The quadratic complexity of the attention mechanism represents one of the biggest hurdles for processing long sequences using Transformers. Current methods, relying on sparse representations or stateful recurrence, sacrifice token-to-token interactions, which ultimately leads to compromises in performance. This paper introduces TaylorShift, a novel reformulation of the Taylor softmax that enables computing full token-to-token interactions in linear time and space. We analytically determine the crossover points where employing TaylorShift becomes more efficient than traditional attention, aligning closely with empirical measurements. Specifically, our findings demonstrate that TaylorShift enhances memory efficiency for sequences as short as 800 tokens and accelerates inference for inputs of approximately 1700 tokens and beyond. For shorter sequences, TaylorShift scales comparably with the vanilla attention. Furthermore, a classification benchmark across five tasks involving long sequences reveals no degradation in accuracy when employing Transformers equipped with TaylorShift. For reproducibility, we provide access to our code under https://github.com/tobna/TaylorShift.

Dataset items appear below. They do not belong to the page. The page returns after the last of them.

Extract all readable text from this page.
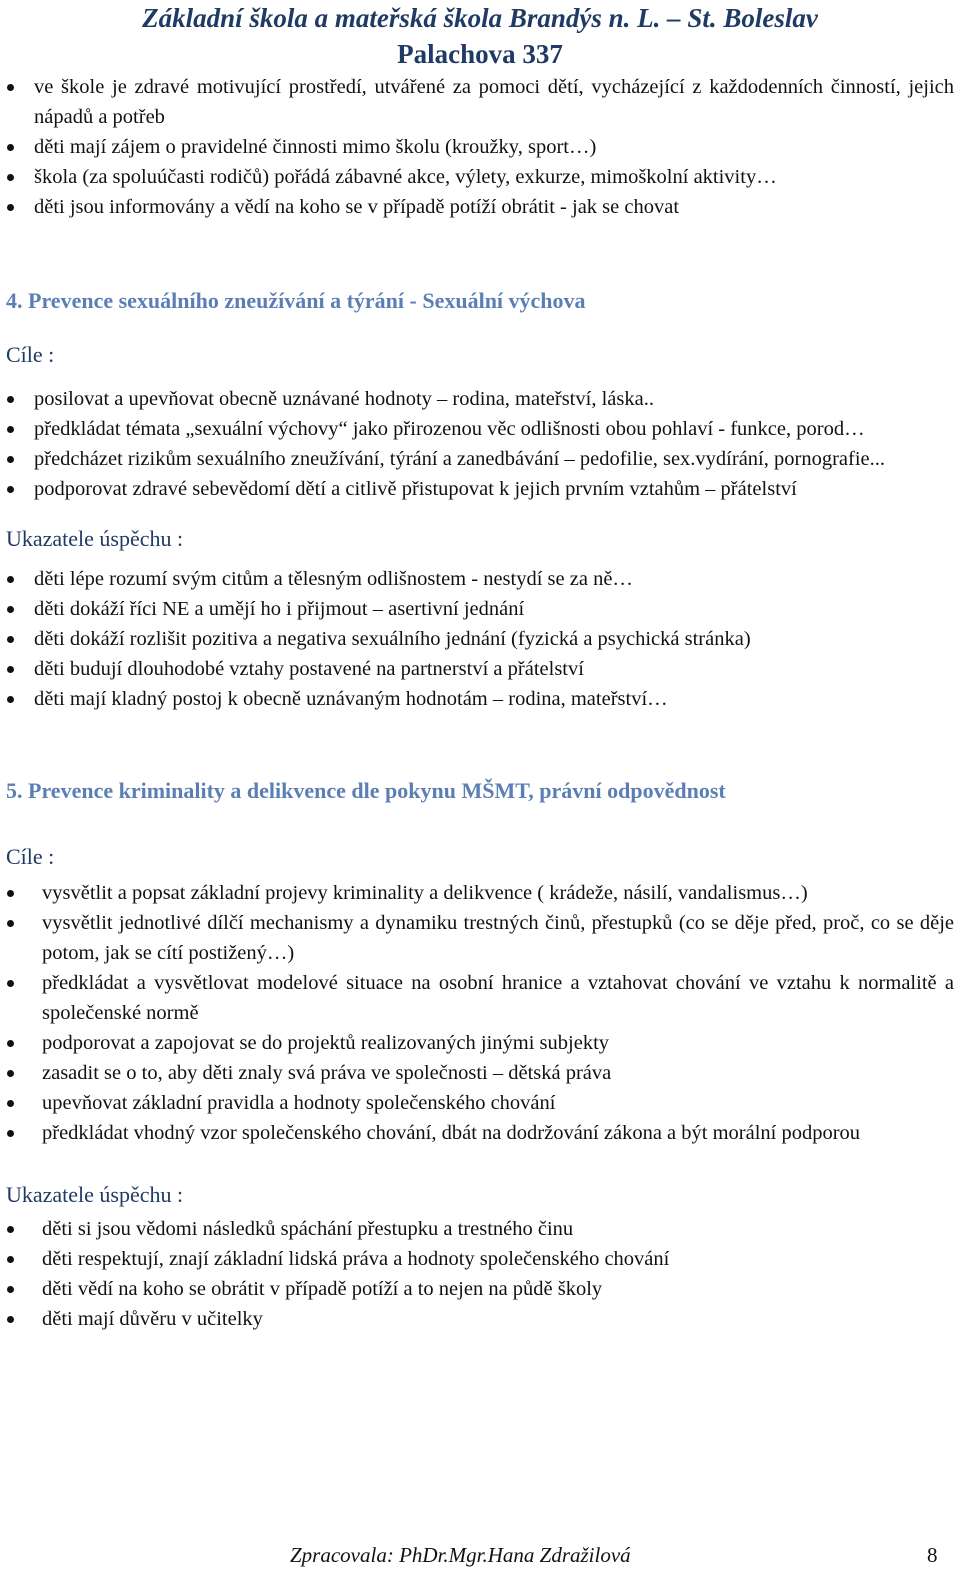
Základní škola a mateřská škola Brandýs n. L. – St. Boleslav
Palachova 337
ve škole je zdravé motivující prostředí, utvářené za pomoci dětí, vycházející z každodenních činností, jejich nápadů a potřeb
děti mají zájem o pravidelné činnosti mimo školu (kroužky, sport…)
škola (za spoluúčasti rodičů) pořádá zábavné akce, výlety, exkurze, mimoškolní aktivity…
děti jsou informovány a vědí na koho se v případě potíží obrátit - jak se chovat
4. Prevence sexuálního zneužívání a týrání - Sexuální výchova
Cíle :
posilovat a upevňovat obecně uznávané hodnoty – rodina, mateřství, láska..
předkládat témata „sexuální výchovy“ jako přirozenou věc odlišnosti obou pohlaví - funkce, porod…
předcházet rizikům sexuálního zneužívání, týrání a zanedbávání – pedofilie, sex.vydírání, pornografie...
podporovat zdravé sebevědomí dětí a citlivě přistupovat k jejich prvním vztahům – přátelství
Ukazatele úspěchu :
děti lépe rozumí svým citům a tělesným odlišnostem - nestydí se za ně…
děti dokáží říci NE a umějí ho i přijmout – asertivní jednání
děti dokáží rozlišit pozitiva a negativa sexuálního jednání (fyzická a psychická stránka)
děti budují dlouhodobé vztahy postavené na partnerství a přátelství
děti mají kladný postoj k obecně uznávaným hodnotám – rodina, mateřství…
5. Prevence kriminality a delikvence dle pokynu MŠMT, právní odpovědnost
Cíle :
vysvětlit a popsat základní projevy kriminality a delikvence ( krádeže, násilí, vandalismus…)
vysvětlit jednotlivé dílčí mechanismy a dynamiku trestných činů, přestupků (co se děje před, proč, co se děje potom, jak se cítí postižený…)
předkládat a vysvětlovat modelové situace na osobní hranice a vztahovat chování ve vztahu k normalitě a společenské normě
podporovat a zapojovat se do projektů realizovaných jinými subjekty
zasadit se o to, aby děti znaly svá práva ve společnosti – dětská práva
upevňovat základní pravidla a hodnoty společenského chování
předkládat vhodný vzor společenského chování, dbát na dodržování zákona a být morální podporou
Ukazatele úspěchu :
děti si jsou vědomi následků spáchání přestupku a trestného činu
děti respektují, znají základní lidská práva a hodnoty společenského chování
děti vědí na koho se obrátit v případě potíží a to nejen na půdě školy
děti mají důvěru v učitelky
Zpracovala: PhDr.Mgr.Hana Zdražilová	8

翻译：注意力机制的二次复杂度是使用Transformer处理长序列时面临的最大障碍之一。当前依赖稀疏表示或状态化循环的方法牺牲了token间的交互，最终导致性能折损。本文提出TaylorShift，一种对泰勒softmax的全新重构方法，能够在线性时间和空间复杂度下计算完整的token间交互。我们通过理论分析确定了采用TaylorShift比传统注意力更高效的交叉点，该结果与实验测量高度吻合。具体而言，我们的研究表明，TaylorShift对短至800个token的序列即可提升内存效率，并对约1700个token及以上的输入加速推理。对于更短序列，TaylorShift的扩展性与标准注意力相当。此外，在涉及长序列的五项任务分类基准测试中，采用TaylorShift的Transformer未出现准确率下降。为保证可复现性，我们在https://github.com/tobna/TaylorShift提供代码访问。